Transcriptional regulation of human papillomavirus type 16 LCR by different C/EBPβ isoforms

During genital human papillomavirus (HPV) infection several cytokines are released, such as interleukin‐1 (IL‐1), tumor necrosis factorα (TNFα), IL‐6, and IL‐8. These cytokines may play a role in the immune surveillance against viral infection. Two of these cytokines, IL‐1 and TNFα, suppress the transcription of the HPV16 early genes. CAATT/enhancer binding proteinβ (C/EBPβ), which is activated by IL‐1 and TNFα, has been suggested to act as a mediator of this transcriptional downregulation. C/EBPβ contains three different translation initiation sites that can lead probably by leaky ribosome scanning to the generation of three isoforms of C/EBPβ, namely full‐length C/EBPβ, liver enriched transcriptional activator protein (LAP), and liver enriched inhibitory protein (LIP).
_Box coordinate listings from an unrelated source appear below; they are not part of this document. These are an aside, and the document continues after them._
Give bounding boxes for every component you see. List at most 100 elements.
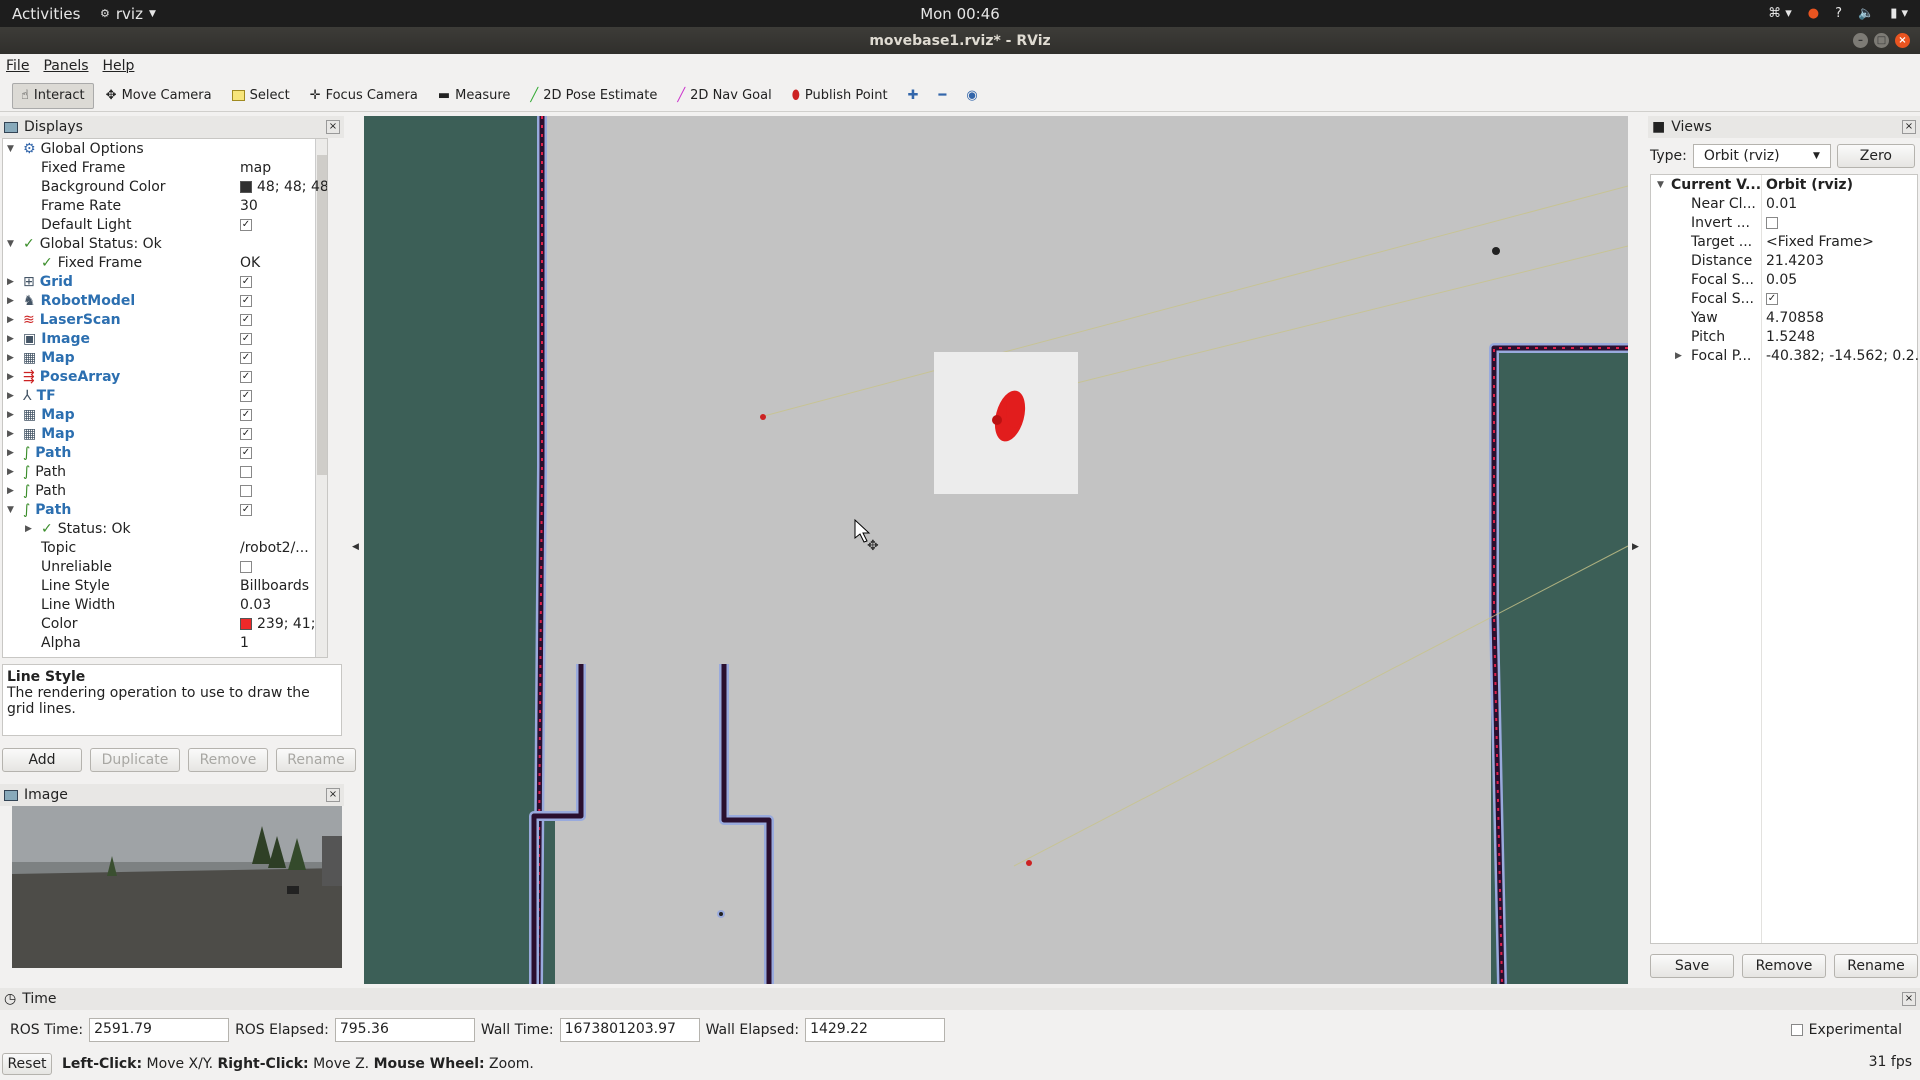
display-row[interactable]: ▶ ▦ Map ✓ [3, 405, 327, 424]
property-checkbox[interactable]: ✓ [1766, 292, 1778, 305]
display-row[interactable]: ▶ ⅄ TF ✓ [3, 386, 327, 405]
view-property-value[interactable]: Orbit (rviz) [1766, 177, 1853, 193]
view-property-row[interactable]: ▶ Focal P... -40.382; -14.562; 0.2... [1651, 346, 1920, 365]
display-value[interactable]: Billboards [240, 578, 309, 594]
view-property-value[interactable]: 0.05 [1766, 272, 1797, 288]
close-panel-icon[interactable]: × [326, 120, 340, 134]
display-row[interactable]: ▶ ▣ Image ✓ [3, 329, 327, 348]
collapse-arrow-icon[interactable]: ▶ [7, 448, 17, 458]
display-value[interactable]: 48; 48; 48 [240, 179, 327, 195]
display-row[interactable]: ▶ ▦ Map ✓ [3, 424, 327, 443]
app-menu[interactable]: ⚙ rviz ▼ [100, 5, 156, 23]
display-value[interactable]: ✓ [240, 503, 252, 516]
wall-time-field[interactable]: 1673801203.97 [559, 1018, 700, 1042]
collapse-arrow-icon[interactable]: ▶ [7, 429, 17, 439]
collapse-left-arrow-icon[interactable]: ◀ [352, 542, 359, 552]
tool-properties-button[interactable]: ◉ [958, 83, 985, 109]
display-value[interactable]: /robot2/... [240, 540, 309, 556]
display-value[interactable]: ✓ [240, 446, 252, 459]
collapse-arrow-icon[interactable]: ▶ [7, 315, 17, 325]
display-value[interactable] [240, 465, 252, 478]
display-value[interactable]: ✓ [240, 370, 252, 383]
view-property-value[interactable]: 21.4203 [1766, 253, 1824, 269]
display-row[interactable]: Line Width 0.03 [3, 595, 327, 614]
display-row[interactable]: ▶ ∫ Path [3, 481, 327, 500]
view-type-select[interactable]: Orbit (rviz) ▼ [1692, 144, 1831, 168]
tool-2d-nav-goal[interactable]: ╱ 2D Nav Goal [669, 83, 779, 109]
keyboard-icon[interactable]: ⌘ ▾ [1768, 6, 1792, 21]
wall-elapsed-field[interactable]: 1429.22 [805, 1018, 946, 1042]
add-button[interactable]: Add [2, 748, 82, 772]
view-property-value[interactable]: -40.382; -14.562; 0.2... [1766, 348, 1920, 364]
help-icon[interactable]: ? [1835, 6, 1842, 21]
collapse-arrow-icon[interactable]: ▶ [25, 524, 35, 534]
zero-button[interactable]: Zero [1836, 144, 1915, 168]
display-value[interactable]: ✓ [240, 389, 252, 402]
clock[interactable]: Mon 00:46 [0, 5, 1920, 23]
display-value[interactable]: map [240, 160, 271, 176]
enable-checkbox[interactable] [240, 465, 252, 478]
display-row[interactable]: ▼ ∫ Path ✓ [3, 500, 327, 519]
update-icon[interactable]: ● [1808, 6, 1819, 21]
menu-panels[interactable]: Panels [43, 58, 88, 74]
display-value[interactable]: ✓ [240, 218, 252, 231]
add-tool-button[interactable]: ✚ [900, 83, 927, 109]
view-property-row[interactable]: Focal S... ✓ [1651, 289, 1917, 308]
display-row[interactable]: ▶ ✓ Status: Ok [3, 519, 327, 538]
enable-checkbox[interactable]: ✓ [240, 218, 252, 231]
enable-checkbox[interactable]: ✓ [240, 351, 252, 364]
display-value[interactable]: ✓ [240, 275, 252, 288]
display-row[interactable]: ▶ ⇶ PoseArray ✓ [3, 367, 327, 386]
ros-elapsed-field[interactable]: 795.36 [334, 1018, 475, 1042]
remove-view-button[interactable]: Remove [1742, 954, 1826, 978]
experimental-toggle[interactable]: Experimental [1790, 1022, 1902, 1038]
view-property-value[interactable]: ✓ [1766, 292, 1778, 305]
ros-time-field[interactable]: 2591.79 [89, 1018, 230, 1042]
expand-arrow-icon[interactable]: ▼ [7, 239, 17, 249]
displays-tree[interactable]: ▼ ⚙ Global Options Fixed Frame map Background… [2, 138, 328, 658]
display-value[interactable]: ✓ [240, 294, 252, 307]
save-view-button[interactable]: Save [1650, 954, 1734, 978]
display-row[interactable]: ▶ ≋ LaserScan ✓ [3, 310, 327, 329]
display-row[interactable]: Background Color 48; 48; 48 [3, 177, 327, 196]
rename-view-button[interactable]: Rename [1834, 954, 1918, 978]
expand-arrow-icon[interactable]: ▼ [7, 505, 17, 515]
enable-checkbox[interactable]: ✓ [240, 294, 252, 307]
tool-move-camera[interactable]: ✥ Move Camera [98, 83, 220, 109]
collapse-arrow-icon[interactable]: ▶ [7, 467, 17, 477]
property-checkbox[interactable] [1766, 216, 1778, 229]
tool-focus-camera[interactable]: ✛ Focus Camera [302, 83, 426, 109]
display-row[interactable]: ▶ ⊞ Grid ✓ [3, 272, 327, 291]
close-panel-icon[interactable]: × [1902, 992, 1916, 1006]
expand-arrow-icon[interactable]: ▼ [7, 144, 17, 154]
display-row[interactable]: Alpha 1 [3, 633, 327, 652]
tool-2d-pose-estimate[interactable]: ╱ 2D Pose Estimate [522, 83, 665, 109]
tool-select[interactable]: Select [224, 83, 298, 109]
render-viewport[interactable]: ✥ [364, 116, 1628, 984]
activities-button[interactable]: Activities [0, 5, 100, 23]
display-value[interactable]: ✓ [240, 332, 252, 345]
tool-interact[interactable]: ☝ Interact [12, 82, 94, 109]
display-value[interactable]: 0.03 [240, 597, 271, 613]
view-property-row[interactable]: Invert ... [1651, 213, 1917, 232]
collapse-arrow-icon[interactable]: ▶ [7, 372, 17, 382]
collapse-arrow-icon[interactable]: ▶ [7, 410, 17, 420]
maximize-button[interactable]: □ [1874, 33, 1889, 48]
view-property-row[interactable]: Focal S... 0.05 [1651, 270, 1917, 289]
view-property-row[interactable]: Pitch 1.5248 [1651, 327, 1917, 346]
display-row[interactable]: Frame Rate 30 [3, 196, 327, 215]
display-value[interactable]: 30 [240, 198, 258, 214]
tool-measure[interactable]: ▬ Measure [430, 83, 519, 109]
collapse-arrow-icon[interactable]: ▶ [7, 353, 17, 363]
collapse-arrow-icon[interactable]: ▶ [7, 334, 17, 344]
close-panel-icon[interactable]: × [1902, 120, 1916, 134]
display-value[interactable]: OK [240, 255, 260, 271]
view-property-row[interactable]: Near Cl... 0.01 [1651, 194, 1917, 213]
enable-checkbox[interactable]: ✓ [240, 446, 252, 459]
enable-checkbox[interactable]: ✓ [240, 370, 252, 383]
enable-checkbox[interactable] [240, 560, 252, 573]
close-panel-icon[interactable]: × [326, 788, 340, 802]
enable-checkbox[interactable]: ✓ [240, 503, 252, 516]
experimental-checkbox[interactable] [1790, 1024, 1803, 1036]
close-button[interactable]: × [1895, 33, 1910, 48]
When transiently expressed in C33A and HeLa cells, the first two C/EBPβ isoforms activate the HPV16 long control region (LCR). LIP, which acts as an antagonist of C/EBPβ, represses the HPV16 LCR activity. Our observation that treatment of HeLa cells with IL‐1 leads to induction of LIP supports the hypothesis that the LCR downregulation by IL‐1 is mediated by LIP. Mol. Carcinog. 28:42–50, 2000. © 2000 Wiley‐Liss, Inc.